Unless there are procedures and exceptions stated in other Articles of the Federal Constitution, the Clause 43(4) should be the relevant Clause to govern the removal of the Prime Minister.

But Najib’s reaction refers more for the other parts of the pamphlet that talks of use of the Emergency Ordinance and even suggesting modification of the Ordinance without the necessary approval of Parliament.

Dato Shahrir Samad in his comment on Dr Mahathir’s quiting from UMNO spoke of a situation in Article 43(4). He mentioned that if UMNO MPs follow suit, then a fresh General Election maybe expected.

However, should Parliament is able to come to an agreement for the choice of PM, will a new General Election be necessary?

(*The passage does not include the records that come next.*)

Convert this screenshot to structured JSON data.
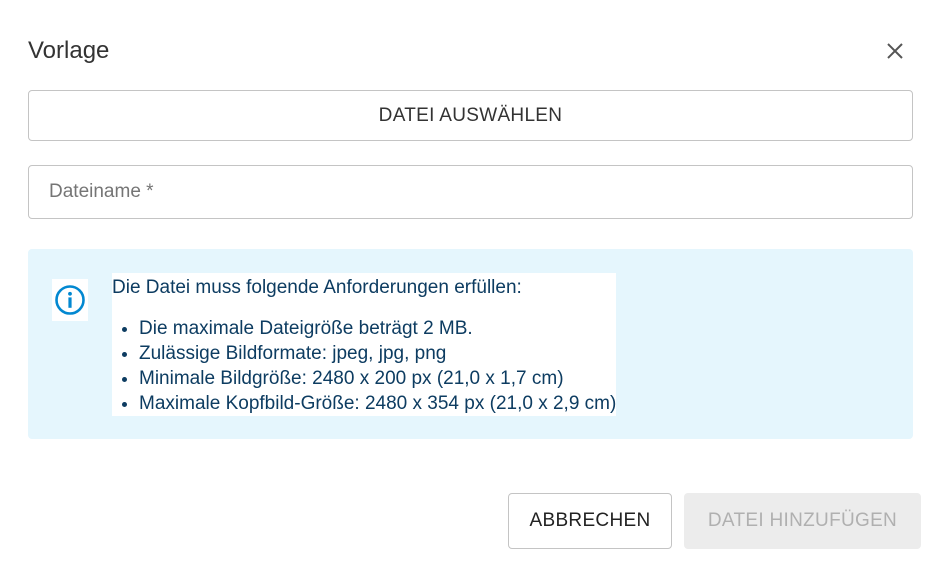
{
  "dialog": {
    "title": "Vorlage",
    "close_icon": "close-icon"
  },
  "select_file": {
    "label": "DATEI AUSWÄHLEN"
  },
  "filename": {
    "placeholder": "Dateiname *",
    "value": ""
  },
  "info": {
    "icon": "info-icon",
    "heading": "Die Datei muss folgende Anforderungen erfüllen:",
    "items": [
      "Die maximale Dateigröße beträgt 2 MB.",
      "Zulässige Bildformate: jpeg, jpg, png",
      "Minimale Bildgröße: 2480 x 200 px (21,0 x 1,7 cm)",
      "Maximale Kopfbild-Größe: 2480 x 354 px (21,0 x 2,9 cm)"
    ]
  },
  "actions": {
    "cancel_label": "ABBRECHEN",
    "add_label": "DATEI HINZUFÜGEN",
    "add_disabled": true
  },
  "colors": {
    "info_background": "#e5f6fd",
    "info_text": "#0d3c61",
    "info_icon": "#0288d1",
    "disabled_background": "#ececec",
    "disabled_text": "#b0b0b0"
  }
}
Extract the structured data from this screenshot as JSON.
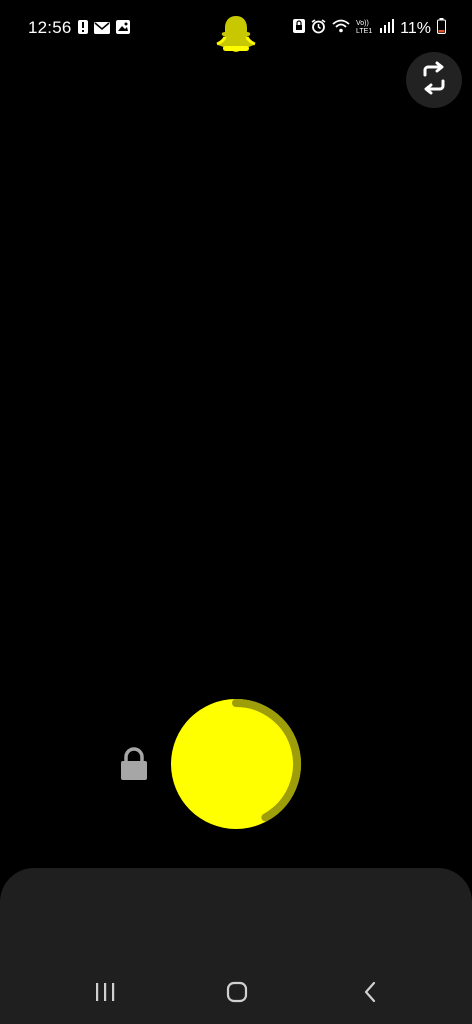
{
  "status_bar": {
    "time": "12:56",
    "battery_percent": "11%",
    "left_icons": [
      "alert-icon",
      "mail-icon",
      "image-icon"
    ],
    "right_icons": [
      "lock-screen-icon",
      "alarm-icon",
      "wifi-icon",
      "volte-icon",
      "signal-icon",
      "battery-icon"
    ]
  },
  "app": {
    "name": "Snapchat",
    "accent_color": "#FFFC00",
    "ring_color": "#9E9E0A"
  },
  "camera": {
    "flip_icon": "flip-camera-icon",
    "capture_icon": "capture-button",
    "lock_icon": "lock-icon",
    "recording_progress": 0.42
  },
  "navigation": {
    "recent": "recent-apps-icon",
    "home": "home-icon",
    "back": "back-icon"
  }
}
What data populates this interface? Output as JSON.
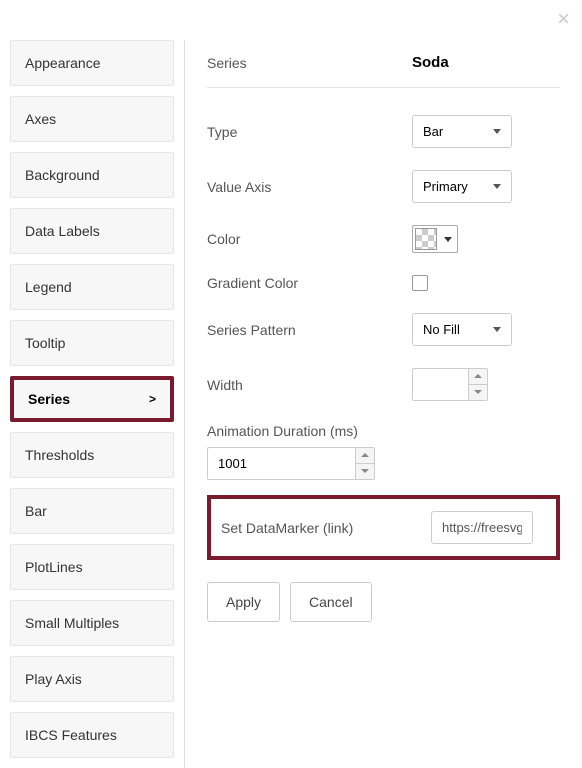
{
  "close_glyph": "×",
  "tabs": [
    {
      "label": "Appearance",
      "active": false
    },
    {
      "label": "Axes",
      "active": false
    },
    {
      "label": "Background",
      "active": false
    },
    {
      "label": "Data Labels",
      "active": false
    },
    {
      "label": "Legend",
      "active": false
    },
    {
      "label": "Tooltip",
      "active": false
    },
    {
      "label": "Series",
      "active": true
    },
    {
      "label": "Thresholds",
      "active": false
    },
    {
      "label": "Bar",
      "active": false
    },
    {
      "label": "PlotLines",
      "active": false
    },
    {
      "label": "Small Multiples",
      "active": false
    },
    {
      "label": "Play Axis",
      "active": false
    },
    {
      "label": "IBCS Features",
      "active": false
    }
  ],
  "header": {
    "label": "Series",
    "value": "Soda"
  },
  "fields": {
    "type": {
      "label": "Type",
      "value": "Bar"
    },
    "valueAxis": {
      "label": "Value Axis",
      "value": "Primary"
    },
    "color": {
      "label": "Color"
    },
    "gradient": {
      "label": "Gradient Color"
    },
    "pattern": {
      "label": "Series Pattern",
      "value": "No Fill"
    },
    "width": {
      "label": "Width",
      "value": ""
    },
    "animation": {
      "label": "Animation Duration (ms)",
      "value": "1001"
    },
    "datamarker": {
      "label": "Set DataMarker (link)",
      "value": "https://freesvg."
    }
  },
  "buttons": {
    "apply": "Apply",
    "cancel": "Cancel"
  }
}
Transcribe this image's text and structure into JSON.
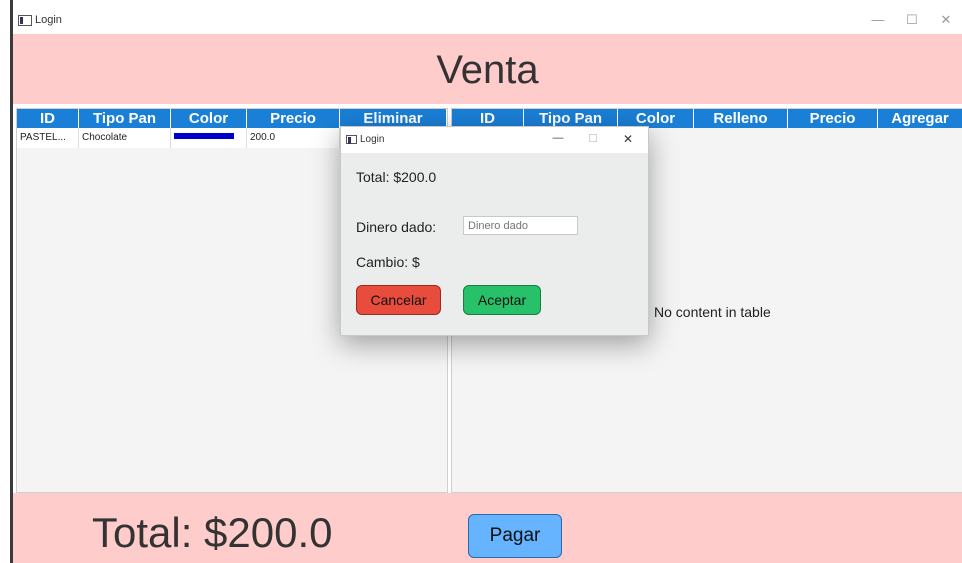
{
  "window": {
    "title": "Login",
    "minimize": "—",
    "maximize": "☐",
    "close": "✕"
  },
  "header": {
    "title": "Venta"
  },
  "left_table": {
    "columns": [
      "ID",
      "Tipo Pan",
      "Color",
      "Precio",
      "Eliminar"
    ],
    "rows": [
      {
        "id": "PASTEL...",
        "tipo_pan": "Chocolate",
        "color": "#0000cc",
        "precio": "200.0",
        "eliminar": ""
      }
    ]
  },
  "right_table": {
    "columns": [
      "ID",
      "Tipo Pan",
      "Color",
      "Relleno",
      "Precio",
      "Agregar"
    ],
    "empty_message": "No content in table"
  },
  "footer": {
    "total": "Total: $200.0",
    "pay_button": "Pagar"
  },
  "dialog": {
    "title": "Login",
    "minimize": "—",
    "maximize": "☐",
    "close": "✕",
    "total": "Total: $200.0",
    "money_label": "Dinero dado:",
    "money_placeholder": "Dinero dado",
    "change_label": "Cambio: $",
    "cancel_button": "Cancelar",
    "accept_button": "Aceptar"
  },
  "colors": {
    "header_bg": "#ffcccc",
    "table_header": "#1a7fd6",
    "cancel": "#e74c3c",
    "accept": "#27c16a",
    "pay": "#66b3ff"
  }
}
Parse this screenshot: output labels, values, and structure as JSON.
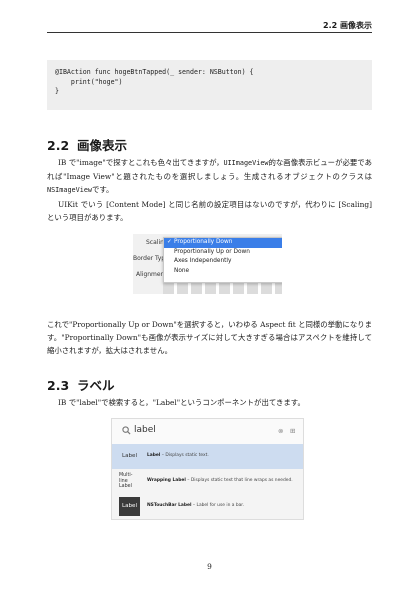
{
  "running_header": "2.2 画像表示",
  "code_block": [
    "@IBAction func hogeBtnTapped(_ sender: NSButton) {",
    "    print(\"hoge\")",
    "}"
  ],
  "section_22": {
    "number": "2.2",
    "title": "画像表示",
    "p1_pre": "IB で\"image\"で探すとこれも色々出てきますが，",
    "p1_code1": "UIImageView",
    "p1_mid": "的な画像表示ビューが必要であれば\"Image View\"と題されたものを選択しましょう。生成されるオブジェクトのクラスは",
    "p1_code2": "NSImageView",
    "p1_post": "です。",
    "p2": "UIKit でいう [Content Mode] と同じ名前の設定項目はないのですが，代わりに [Scaling] という項目があります。"
  },
  "figure_scaling": {
    "row_labels": [
      "Scaling",
      "Border Type",
      "Alignment"
    ],
    "options": [
      "Proportionally Down",
      "Proportionally Up or Down",
      "Axes Independently",
      "None"
    ],
    "selected_check": "✓"
  },
  "para_after_figure": "これで\"Proportionally Up or Down\"を選択すると，いわゆる Aspect fit と同様の挙動になります。\"Proportinally Down\"も画像が表示サイズに対して大きすぎる場合はアスペクトを維持して縮小されますが，拡大はされません。",
  "section_23": {
    "number": "2.3",
    "title": "ラベル",
    "p1": "IB で\"label\"で検索すると，\"Label\"というコンポーネントが出てきます。"
  },
  "figure_library": {
    "search_value": "label",
    "results": [
      {
        "thumb": "Label",
        "name": "Label",
        "desc": " – Displays static text."
      },
      {
        "thumb": "Multi-\nline\nLabel",
        "name": "Wrapping Label",
        "desc": " – Displays static text that line wraps as needed."
      },
      {
        "thumb": "Label",
        "name": "NSTouchBar Label",
        "desc": " – Label for use in a bar."
      }
    ]
  },
  "page_number": "9"
}
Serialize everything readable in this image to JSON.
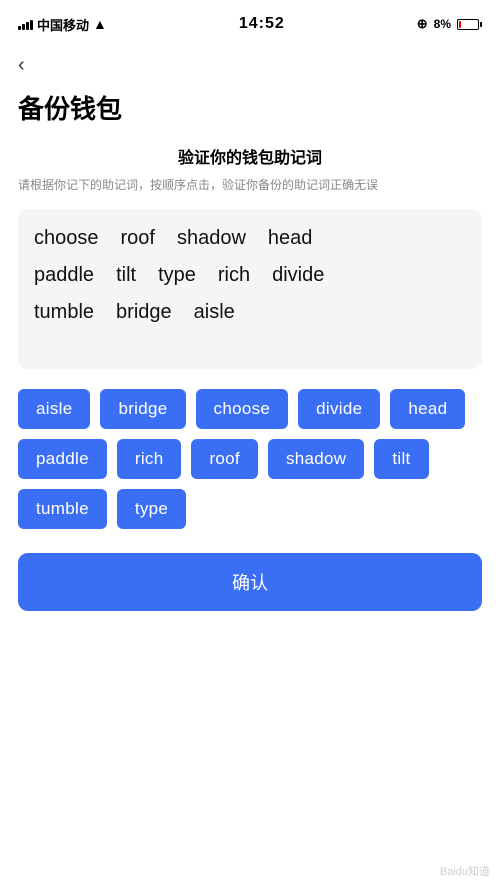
{
  "statusBar": {
    "carrier": "中国移动",
    "time": "14:52",
    "batteryPercent": "8%",
    "batteryLow": true
  },
  "back": {
    "arrowSymbol": "‹"
  },
  "pageTitle": "备份钱包",
  "section": {
    "heading": "验证你的钱包助记词",
    "description": "请根据你记下的助记词，按顺序点击，验证你备份的助记词正确无误"
  },
  "displayWords": {
    "row1": [
      "choose",
      "roof",
      "shadow",
      "head"
    ],
    "row2": [
      "paddle",
      "tilt",
      "type",
      "rich",
      "divide"
    ],
    "row3": [
      "tumble",
      "bridge",
      "aisle"
    ]
  },
  "chips": [
    "aisle",
    "bridge",
    "choose",
    "divide",
    "head",
    "paddle",
    "rich",
    "roof",
    "shadow",
    "tilt",
    "tumble",
    "type"
  ],
  "confirmButton": {
    "label": "确认"
  },
  "watermark": "Baidu知道"
}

If Abdullah request to dissolve Parliament, will the Agong “perkenan”? If not, what happens?

The plot continues ...

2 comments:

HSH EmperorX said...

Someone tipped me off that ..

Raja Petra Kamarudin is a Commoner ..

Q1: How come Raja Kamarudin has TWO GRANDFATHERS ie. Raja Uda and Sultan Musa?
Q2: Why he refused to answer such questions posted in his own site (Malaysia-Today.net)?

A: Here [ http://thexstories.blogspot.com/2008/05/raja-petra-kamarudin-is-commoner-i.html ]

Anonymous said...

HSH emperorx
Please stick to the "issue". Even if RPK is a fake, why are you so overly stressed? One more thing, no need to promote your Blog everywhere, it "stinks".